Dampened adenosine A2A receptor (A2A R) function has been implicated in addiction through enhancement of goal-directed behaviors. However, the contribution of the A2A R to the control of impulsive reward seeking remains unknown. Using mice that were exposed to differential reward of low rate (DRL) schedules during Pavlovian-conditioning, second-order schedule discrimination, and the 5-choice serial reaction time task (5-CSRTT), we demonstrate that deficits of A2A R function promote impulsive responses.
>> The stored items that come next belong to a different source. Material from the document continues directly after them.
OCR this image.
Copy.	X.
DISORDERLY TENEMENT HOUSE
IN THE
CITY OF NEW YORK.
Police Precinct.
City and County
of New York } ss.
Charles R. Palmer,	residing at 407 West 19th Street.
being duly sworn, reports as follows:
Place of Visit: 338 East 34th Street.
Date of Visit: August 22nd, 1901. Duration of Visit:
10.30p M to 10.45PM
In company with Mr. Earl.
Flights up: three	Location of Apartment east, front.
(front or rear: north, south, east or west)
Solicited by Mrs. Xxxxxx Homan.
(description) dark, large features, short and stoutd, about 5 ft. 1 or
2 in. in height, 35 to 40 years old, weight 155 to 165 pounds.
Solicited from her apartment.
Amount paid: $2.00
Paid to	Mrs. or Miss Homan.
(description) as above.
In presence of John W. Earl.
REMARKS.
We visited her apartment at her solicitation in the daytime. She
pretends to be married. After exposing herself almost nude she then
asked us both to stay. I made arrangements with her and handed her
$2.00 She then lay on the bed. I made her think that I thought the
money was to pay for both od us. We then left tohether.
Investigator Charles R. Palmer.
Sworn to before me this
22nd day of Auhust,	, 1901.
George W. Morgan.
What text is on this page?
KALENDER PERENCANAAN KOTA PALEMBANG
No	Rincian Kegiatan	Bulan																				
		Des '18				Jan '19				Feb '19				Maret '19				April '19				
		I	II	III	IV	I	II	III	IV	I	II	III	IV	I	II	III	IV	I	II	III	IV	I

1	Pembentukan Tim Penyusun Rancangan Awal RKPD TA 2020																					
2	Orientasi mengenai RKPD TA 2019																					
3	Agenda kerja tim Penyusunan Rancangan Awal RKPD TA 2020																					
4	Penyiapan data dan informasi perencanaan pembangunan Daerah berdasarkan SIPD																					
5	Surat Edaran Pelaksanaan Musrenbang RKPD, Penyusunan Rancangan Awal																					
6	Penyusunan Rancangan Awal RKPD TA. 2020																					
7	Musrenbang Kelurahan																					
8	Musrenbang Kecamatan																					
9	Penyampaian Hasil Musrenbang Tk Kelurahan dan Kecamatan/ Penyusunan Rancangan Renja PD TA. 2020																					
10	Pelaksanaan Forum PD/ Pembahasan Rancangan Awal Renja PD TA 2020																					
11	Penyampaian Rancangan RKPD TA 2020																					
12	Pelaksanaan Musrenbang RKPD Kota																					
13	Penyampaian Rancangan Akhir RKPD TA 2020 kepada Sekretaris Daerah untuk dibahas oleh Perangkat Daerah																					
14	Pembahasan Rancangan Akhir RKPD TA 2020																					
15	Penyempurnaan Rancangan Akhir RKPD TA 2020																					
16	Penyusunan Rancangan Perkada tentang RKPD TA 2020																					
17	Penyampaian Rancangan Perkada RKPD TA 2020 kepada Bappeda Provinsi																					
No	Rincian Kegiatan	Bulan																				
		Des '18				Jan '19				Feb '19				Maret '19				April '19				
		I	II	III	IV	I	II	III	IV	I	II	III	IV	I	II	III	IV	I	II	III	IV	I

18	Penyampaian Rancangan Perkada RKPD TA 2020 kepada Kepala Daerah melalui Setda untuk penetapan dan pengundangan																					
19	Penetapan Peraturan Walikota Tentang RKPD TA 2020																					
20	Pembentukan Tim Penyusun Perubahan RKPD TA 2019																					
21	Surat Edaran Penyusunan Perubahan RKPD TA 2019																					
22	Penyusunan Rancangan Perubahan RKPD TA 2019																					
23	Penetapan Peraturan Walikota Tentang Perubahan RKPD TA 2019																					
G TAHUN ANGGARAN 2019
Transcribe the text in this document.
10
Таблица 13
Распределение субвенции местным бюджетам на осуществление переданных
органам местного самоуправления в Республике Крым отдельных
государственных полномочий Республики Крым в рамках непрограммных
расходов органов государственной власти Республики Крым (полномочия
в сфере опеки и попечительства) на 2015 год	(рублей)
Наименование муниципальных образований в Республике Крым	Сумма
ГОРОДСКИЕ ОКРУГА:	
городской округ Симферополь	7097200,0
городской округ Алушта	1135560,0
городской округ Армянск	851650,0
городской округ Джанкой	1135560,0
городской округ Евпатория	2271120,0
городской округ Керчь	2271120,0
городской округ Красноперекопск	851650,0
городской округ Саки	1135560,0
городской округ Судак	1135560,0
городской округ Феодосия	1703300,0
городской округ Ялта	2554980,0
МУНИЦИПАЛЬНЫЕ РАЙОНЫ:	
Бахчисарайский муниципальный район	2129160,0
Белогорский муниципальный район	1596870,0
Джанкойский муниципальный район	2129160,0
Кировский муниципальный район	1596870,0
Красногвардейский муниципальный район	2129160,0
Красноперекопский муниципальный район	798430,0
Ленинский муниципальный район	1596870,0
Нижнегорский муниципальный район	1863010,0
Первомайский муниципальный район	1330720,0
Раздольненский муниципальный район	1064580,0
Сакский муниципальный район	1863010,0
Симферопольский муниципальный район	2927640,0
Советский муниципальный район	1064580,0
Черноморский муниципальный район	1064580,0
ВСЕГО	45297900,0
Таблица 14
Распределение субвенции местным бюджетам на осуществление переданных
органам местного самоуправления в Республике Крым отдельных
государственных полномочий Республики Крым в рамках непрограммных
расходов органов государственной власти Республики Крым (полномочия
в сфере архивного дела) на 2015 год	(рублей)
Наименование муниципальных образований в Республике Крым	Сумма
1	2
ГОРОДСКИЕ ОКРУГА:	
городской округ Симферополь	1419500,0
Antagonism of the A2A R lowered ERK1 and ERK2 phosphorylation in the dorsal hippocampus (dHip) and potentiated impulsivity during Pavlovian-conditioning and the 5-CSRTT. Remarkably, inhibition of ERK1 and ERK2 phosphorylation by U0126 in the dHip prior to Pavlovian-conditioning exacerbated impulsive reward seeking. Moreover, we found decreased A2A R expression, and reduced ERK1 and ERK2 phosphorylation in the dHip of equilibrative nucleoside transporter type 1 (ENT1-/- ) null mice, which displayed exacerbated impulsivity. To determine whether impulsive response behavior is associated with hippocampal neuroblast development, we investigated expression of BrdU+ and doublecortin (DCX+ ) following 5-CSRTT testing. These studies revealed that impulsive behavior driven by inhibition of the A2A R is accompanied by increased neuroblast proliferation in the hippocampus.